To the extent that this language is unclear, no criminal penalties would attach to a PBM in violation of Act 900. This is true because a criminal penalty attaches only if the Arkansas Deceptive Trade Practices Act is violated by a deceptive trade practice that is committed "knowingly and willfully." Ark. Code Ann. § 4–88–103 ; see Vill. of Hoffman Estates , 455 U.S. at 499, 102 S.Ct. 1186 (scienter requirement mitigates a law's vagueness, especially with respect to the adequacy of notice to the complainant that his conduct is proscribed).
PCMA further argues that even if a PBM could determine what constitutes 60% of wholesalers, it still cannot determine what those wholesalers' prices are because PBMs do not have access to wholesaler price lists. Pl.'s Mem. Supp. Summ. J., Doc. No. 75–1 at 33–34. In addition to implicitly admitting that PBMs can reasonably understand what Act 900 requires of them, this argument does not present an issue of vagueness. Instead, it addresses whether a PBM can comply with Act 900. The question of "vagueness" asks whether the law itself defines illegal behavior sufficiently, Woodis , 160 F.3d at 439, not whether the law provides access to the external information needed to comply.
PCMA further asserts that it cannot comply with Act 900 because gathering the data needed would be an "insurmountable act." Pl. Resp. Def.'s Statement Material Facts ¶ 72 (undisputed that Optum Rx, a PBM, has not explored the possibility of obtaining a direct data feed with wholesalers). But, MAC "methodologies are based upon the market intelligence that the PBMs have devised as their way of accounting for actual acquisition costs...." Id. ¶ 60. PBMs also have access to wholesale pricing information via Medispan and, in some instances, via automated data feed access directly to individual wholesalers.
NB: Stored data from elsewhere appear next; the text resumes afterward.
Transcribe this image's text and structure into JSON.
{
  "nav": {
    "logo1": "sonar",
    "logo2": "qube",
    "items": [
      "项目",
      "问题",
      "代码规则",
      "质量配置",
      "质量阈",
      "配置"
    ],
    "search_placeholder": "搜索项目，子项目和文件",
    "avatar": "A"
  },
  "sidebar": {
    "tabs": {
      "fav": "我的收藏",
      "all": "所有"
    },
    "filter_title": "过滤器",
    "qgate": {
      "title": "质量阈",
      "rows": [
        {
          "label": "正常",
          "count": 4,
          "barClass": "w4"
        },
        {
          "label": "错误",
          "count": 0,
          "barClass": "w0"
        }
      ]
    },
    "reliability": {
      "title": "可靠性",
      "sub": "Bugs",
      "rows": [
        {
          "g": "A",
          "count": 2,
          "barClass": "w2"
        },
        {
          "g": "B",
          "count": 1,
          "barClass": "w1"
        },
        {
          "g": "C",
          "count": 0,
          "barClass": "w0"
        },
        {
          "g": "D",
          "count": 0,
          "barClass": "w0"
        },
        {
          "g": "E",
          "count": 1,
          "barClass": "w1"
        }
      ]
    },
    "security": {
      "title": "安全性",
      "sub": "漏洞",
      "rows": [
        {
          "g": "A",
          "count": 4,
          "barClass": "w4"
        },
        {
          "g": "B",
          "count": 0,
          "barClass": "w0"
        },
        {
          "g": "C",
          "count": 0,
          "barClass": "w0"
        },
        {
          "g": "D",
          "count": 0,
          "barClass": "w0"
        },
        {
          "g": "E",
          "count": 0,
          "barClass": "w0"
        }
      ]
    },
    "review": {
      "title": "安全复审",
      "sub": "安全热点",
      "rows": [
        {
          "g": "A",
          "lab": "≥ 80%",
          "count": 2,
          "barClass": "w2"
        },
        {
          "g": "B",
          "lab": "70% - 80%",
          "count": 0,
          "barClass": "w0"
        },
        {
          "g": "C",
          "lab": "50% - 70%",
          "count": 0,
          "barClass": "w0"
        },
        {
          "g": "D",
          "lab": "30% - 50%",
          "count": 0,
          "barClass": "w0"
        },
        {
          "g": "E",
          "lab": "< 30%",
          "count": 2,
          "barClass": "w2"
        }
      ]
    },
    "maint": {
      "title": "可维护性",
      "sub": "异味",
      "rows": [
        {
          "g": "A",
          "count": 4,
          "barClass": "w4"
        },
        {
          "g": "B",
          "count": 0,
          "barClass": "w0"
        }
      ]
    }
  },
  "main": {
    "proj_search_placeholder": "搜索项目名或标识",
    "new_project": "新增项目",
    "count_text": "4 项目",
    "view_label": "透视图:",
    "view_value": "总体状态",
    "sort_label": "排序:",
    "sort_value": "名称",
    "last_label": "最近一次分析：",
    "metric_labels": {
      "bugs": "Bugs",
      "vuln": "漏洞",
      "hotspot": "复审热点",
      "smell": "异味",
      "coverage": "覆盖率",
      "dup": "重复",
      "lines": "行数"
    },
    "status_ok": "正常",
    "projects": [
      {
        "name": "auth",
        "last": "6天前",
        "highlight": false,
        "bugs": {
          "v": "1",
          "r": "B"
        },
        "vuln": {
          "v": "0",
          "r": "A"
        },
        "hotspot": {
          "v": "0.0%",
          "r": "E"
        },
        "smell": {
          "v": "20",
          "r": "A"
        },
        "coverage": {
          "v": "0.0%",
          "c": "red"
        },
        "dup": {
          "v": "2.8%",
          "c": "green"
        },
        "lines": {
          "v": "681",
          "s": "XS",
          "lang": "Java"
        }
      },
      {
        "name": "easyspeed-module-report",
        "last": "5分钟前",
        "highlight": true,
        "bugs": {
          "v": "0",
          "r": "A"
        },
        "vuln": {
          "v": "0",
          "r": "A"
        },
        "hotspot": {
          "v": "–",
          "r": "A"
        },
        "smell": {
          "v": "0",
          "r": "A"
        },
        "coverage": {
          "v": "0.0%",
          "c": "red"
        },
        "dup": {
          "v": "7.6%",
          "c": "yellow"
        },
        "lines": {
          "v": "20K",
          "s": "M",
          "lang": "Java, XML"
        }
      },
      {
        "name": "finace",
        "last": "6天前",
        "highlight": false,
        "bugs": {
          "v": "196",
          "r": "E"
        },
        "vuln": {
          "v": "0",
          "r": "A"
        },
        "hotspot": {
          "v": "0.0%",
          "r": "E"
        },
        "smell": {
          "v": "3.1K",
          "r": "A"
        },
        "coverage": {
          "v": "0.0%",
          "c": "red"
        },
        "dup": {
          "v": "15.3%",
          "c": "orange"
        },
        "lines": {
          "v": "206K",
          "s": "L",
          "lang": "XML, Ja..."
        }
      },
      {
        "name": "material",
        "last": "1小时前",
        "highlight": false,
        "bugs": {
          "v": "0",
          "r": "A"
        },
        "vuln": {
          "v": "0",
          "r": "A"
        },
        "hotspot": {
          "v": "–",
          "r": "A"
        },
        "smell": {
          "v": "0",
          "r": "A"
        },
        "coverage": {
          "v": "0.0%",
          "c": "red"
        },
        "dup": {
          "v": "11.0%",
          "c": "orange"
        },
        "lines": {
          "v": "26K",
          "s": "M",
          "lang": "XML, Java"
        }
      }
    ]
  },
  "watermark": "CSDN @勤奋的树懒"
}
Id. ¶¶ 69–71. Whether PBMs have the ability to comply with the law's reasonably clear requirements, though disputed, is not an issue of vagueness and remains to be determined.
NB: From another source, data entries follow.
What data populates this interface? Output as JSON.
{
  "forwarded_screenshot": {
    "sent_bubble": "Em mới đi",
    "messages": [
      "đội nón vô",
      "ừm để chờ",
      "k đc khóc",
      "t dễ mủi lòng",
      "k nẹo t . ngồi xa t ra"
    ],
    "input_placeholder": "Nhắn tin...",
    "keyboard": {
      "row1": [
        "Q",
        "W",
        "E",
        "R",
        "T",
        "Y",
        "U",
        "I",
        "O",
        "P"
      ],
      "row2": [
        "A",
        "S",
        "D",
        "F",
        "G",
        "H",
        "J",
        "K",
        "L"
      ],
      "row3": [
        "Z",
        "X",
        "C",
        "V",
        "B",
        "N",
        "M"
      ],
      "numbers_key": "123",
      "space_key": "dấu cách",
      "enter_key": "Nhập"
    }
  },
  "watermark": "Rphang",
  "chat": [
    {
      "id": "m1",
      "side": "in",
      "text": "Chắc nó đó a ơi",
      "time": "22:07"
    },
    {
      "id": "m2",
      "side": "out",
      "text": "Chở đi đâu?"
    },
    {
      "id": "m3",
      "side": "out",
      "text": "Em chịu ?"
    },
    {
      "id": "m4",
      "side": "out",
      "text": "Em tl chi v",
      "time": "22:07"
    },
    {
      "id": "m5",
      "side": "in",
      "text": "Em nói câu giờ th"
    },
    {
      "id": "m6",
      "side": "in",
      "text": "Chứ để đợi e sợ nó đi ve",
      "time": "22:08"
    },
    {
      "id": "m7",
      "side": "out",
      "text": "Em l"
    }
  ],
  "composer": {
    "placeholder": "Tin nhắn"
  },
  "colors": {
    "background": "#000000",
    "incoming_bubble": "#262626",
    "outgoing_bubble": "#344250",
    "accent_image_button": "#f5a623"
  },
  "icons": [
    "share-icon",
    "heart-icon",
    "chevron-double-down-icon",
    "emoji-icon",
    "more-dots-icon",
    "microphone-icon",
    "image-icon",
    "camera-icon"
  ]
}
For these reasons, PCMA's motion for summary judgment [Doc. No. 75] is granted on PCMA's ERISA claim because act 900 is invalid as applied to PBMs in their administration and management of ERISA plans. The government's motion for summary judgment [Doc. No. 77] is granted on all other claims. The joint motions to extend time [Doc. Nos. 103, 104] are denied as moot, and this case is dismissed with prejudice.
IT IS SO ORDERED this 1st day of March 2017.